4. Op gebieden waarop communautaire besluiten of internationale instrumenten inzake justitiële samenwerking reeds voorzien in de aanwijzing van autoriteiten die tot taak hebben de justitiële samenwerking te vergemakkelijken, verwijzen de contactpunten de verzoekers naar bedoelde autoriteiten door.

Artikel 6

Bevoegde autoriteiten waarin is voorzien door communautaire besluiten of internationale instrumenten inzake justitiële samenwerking in burgerlijke en handelszaken

1. De betrokkenheid bij het netwerk van de bevoegde autoriteiten waarin is voorzien door communautaire besluiten of internationale instrumenten inzake justitiële samenwerking in burgerlijke en handelszaken, laat de bevoegdheden onverlet die aan deze autoriteiten zijn verleend bij het besluit of instrument dat in hun aanwijzing voorziet.

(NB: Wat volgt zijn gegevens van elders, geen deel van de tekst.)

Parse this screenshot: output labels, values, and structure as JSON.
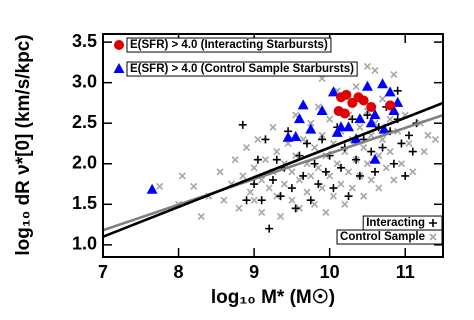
{
  "chart_data": {
    "type": "scatter",
    "x_label": "log₁₀ M* (M☉)",
    "y_label": "log₁₀ dR ν*[0] (km/s/kpc)",
    "xlim": [
      7,
      11.5
    ],
    "ylim": [
      0.85,
      3.6
    ],
    "xticks": [
      7,
      8,
      9,
      10,
      11
    ],
    "yticks": [
      {
        "value": 1.0,
        "label": "1.0"
      },
      {
        "value": 1.5,
        "label": "1.5"
      },
      {
        "value": 2.0,
        "label": "2.0"
      },
      {
        "value": 2.5,
        "label": "2.5"
      },
      {
        "value": 3.0,
        "label": "3.0"
      },
      {
        "value": 3.5,
        "label": "3.5"
      }
    ],
    "series": [
      {
        "name": "Control Sample",
        "color": "#a6a6a6",
        "marker": "x",
        "legend": "lower right",
        "x": [
          8.05,
          8.2,
          8.4,
          8.55,
          8.6,
          8.7,
          8.75,
          8.8,
          8.85,
          8.9,
          8.95,
          9.0,
          9.0,
          9.05,
          9.1,
          9.1,
          9.15,
          9.2,
          9.25,
          9.25,
          9.3,
          9.3,
          9.35,
          9.4,
          9.4,
          9.45,
          9.5,
          9.5,
          9.55,
          9.55,
          9.6,
          9.6,
          9.65,
          9.7,
          9.7,
          9.75,
          9.75,
          9.8,
          9.8,
          9.85,
          9.85,
          9.9,
          9.9,
          9.95,
          9.95,
          10.0,
          10.0,
          10.05,
          10.05,
          10.1,
          10.1,
          10.15,
          10.15,
          10.2,
          10.2,
          10.25,
          10.25,
          10.3,
          10.3,
          10.35,
          10.35,
          10.4,
          10.4,
          10.45,
          10.45,
          10.5,
          10.5,
          10.55,
          10.55,
          10.6,
          10.6,
          10.65,
          10.65,
          10.7,
          10.7,
          10.75,
          10.8,
          10.8,
          10.85,
          10.85,
          10.9,
          10.95,
          11.0,
          11.05,
          11.1,
          11.2,
          11.25,
          11.3,
          7.75,
          8.3,
          9.9,
          10.5,
          8.0,
          11.4
        ],
        "y": [
          1.85,
          1.72,
          1.6,
          1.9,
          1.55,
          1.75,
          2.05,
          1.45,
          1.85,
          2.2,
          1.65,
          1.95,
          1.55,
          2.3,
          1.8,
          1.4,
          2.05,
          1.7,
          2.45,
          1.9,
          1.6,
          2.15,
          1.35,
          2.0,
          1.75,
          2.25,
          1.55,
          1.9,
          2.6,
          2.1,
          1.8,
          1.45,
          2.3,
          2.0,
          1.65,
          2.5,
          1.85,
          2.2,
          1.5,
          2.7,
          1.95,
          2.35,
          1.7,
          2.1,
          1.4,
          2.55,
          1.85,
          2.25,
          1.6,
          2.0,
          2.9,
          1.75,
          2.4,
          2.15,
          1.5,
          2.6,
          1.9,
          2.3,
          1.7,
          2.05,
          2.95,
          2.45,
          1.85,
          2.2,
          1.6,
          2.65,
          2.0,
          2.35,
          1.8,
          2.5,
          3.15,
          2.1,
          1.7,
          2.8,
          2.3,
          1.95,
          2.55,
          2.15,
          3.1,
          1.8,
          2.4,
          2.0,
          2.6,
          2.25,
          1.9,
          2.5,
          2.15,
          2.35,
          1.72,
          1.35,
          3.05,
          3.2,
          1.5,
          2.3
        ]
      },
      {
        "name": "Interacting",
        "color": "#000000",
        "marker": "plus",
        "legend": "lower right",
        "x": [
          8.85,
          8.9,
          9.0,
          9.05,
          9.1,
          9.15,
          9.25,
          9.3,
          9.35,
          9.4,
          9.45,
          9.5,
          9.55,
          9.6,
          9.65,
          9.7,
          9.75,
          9.8,
          9.85,
          9.9,
          9.95,
          10.0,
          10.05,
          10.1,
          10.15,
          10.2,
          10.25,
          10.3,
          10.35,
          10.4,
          10.45,
          10.5,
          10.55,
          10.6,
          10.65,
          10.7,
          10.75,
          10.8,
          10.85,
          10.9,
          10.95,
          11.0,
          11.05,
          11.15,
          11.1,
          10.9,
          9.2
        ],
        "y": [
          2.48,
          1.55,
          1.75,
          2.05,
          1.55,
          2.3,
          1.8,
          2.05,
          1.6,
          1.95,
          2.4,
          1.7,
          1.45,
          2.1,
          1.85,
          2.25,
          1.55,
          2.0,
          1.75,
          2.3,
          1.9,
          2.1,
          1.7,
          2.45,
          1.95,
          2.2,
          1.6,
          2.55,
          2.05,
          1.85,
          2.3,
          2.6,
          2.15,
          1.9,
          2.45,
          2.2,
          2.7,
          2.4,
          2.0,
          2.55,
          2.25,
          1.85,
          2.35,
          2.5,
          2.15,
          2.9,
          1.2
        ]
      },
      {
        "name": "E(SFR) > 4.0 (Control Sample Starbursts)",
        "color": "#0000ff",
        "marker": "triangle",
        "legend": "upper left",
        "x": [
          7.65,
          9.45,
          9.55,
          9.6,
          9.65,
          9.75,
          9.9,
          10.05,
          10.15,
          10.25,
          10.35,
          10.5,
          10.55,
          10.6,
          10.7,
          10.72,
          10.8,
          10.85,
          10.9,
          10.6,
          10.1,
          10.4
        ],
        "y": [
          1.68,
          2.32,
          2.33,
          2.55,
          2.72,
          2.42,
          2.65,
          2.88,
          2.45,
          2.45,
          2.3,
          2.95,
          2.5,
          2.6,
          2.98,
          2.42,
          2.88,
          2.65,
          2.75,
          2.05,
          2.38,
          2.55
        ]
      },
      {
        "name": "E(SFR) > 4.0 (Interacting Starbursts)",
        "color": "#e00000",
        "marker": "circle",
        "legend": "upper left",
        "x": [
          10.15,
          10.22,
          10.3,
          10.38,
          10.45,
          10.55,
          10.2,
          10.8,
          10.12
        ],
        "y": [
          2.82,
          2.85,
          2.75,
          2.82,
          2.78,
          2.7,
          2.62,
          2.72,
          2.65
        ]
      }
    ],
    "fit_lines": [
      {
        "color": "#808080",
        "x": [
          7,
          11.5
        ],
        "y": [
          1.18,
          2.6
        ]
      },
      {
        "color": "#000000",
        "x": [
          7,
          11.5
        ],
        "y": [
          1.1,
          2.75
        ]
      }
    ]
  }
}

De contacten binnen het netwerk laten regelmatige of incidentele contacten tussen die autoriteiten onverlet.

2. In iedere lidstaat houden de autoriteiten waarin is voorzien door communautaire besluiten of internationale instrumenten inzake justitiële samenwerking in burgerlijke en handelszaken, en de contactpunten van het netwerk regelmatig gedachtewisselingen en contact, om hun respectieve ervaring zo ruim mogelijk te verspreiden.

3. De contactpunten van het netwerk staan ter beschikking van de autoriteiten waarin is voorzien door communautaire besluiten of internationale instrumenten inzake justitiële samenwerking in burgerlijke en handelszaken, om hen zoveel mogelijk behulpzaam te zijn.

Artikel 7

Talenkennis van de contactpunten

Met het oog op een soepele werking van het netwerk zien de lidstaten erop toe dat hun contactpunten behalve hun eigen taal ook een van de andere officiële talen van de instellingen van de Europese Gemeenschap in voldoende mate beheersen, aangezien zij met de contactpunten van de andere lidstaten moeten kunnen communiceren.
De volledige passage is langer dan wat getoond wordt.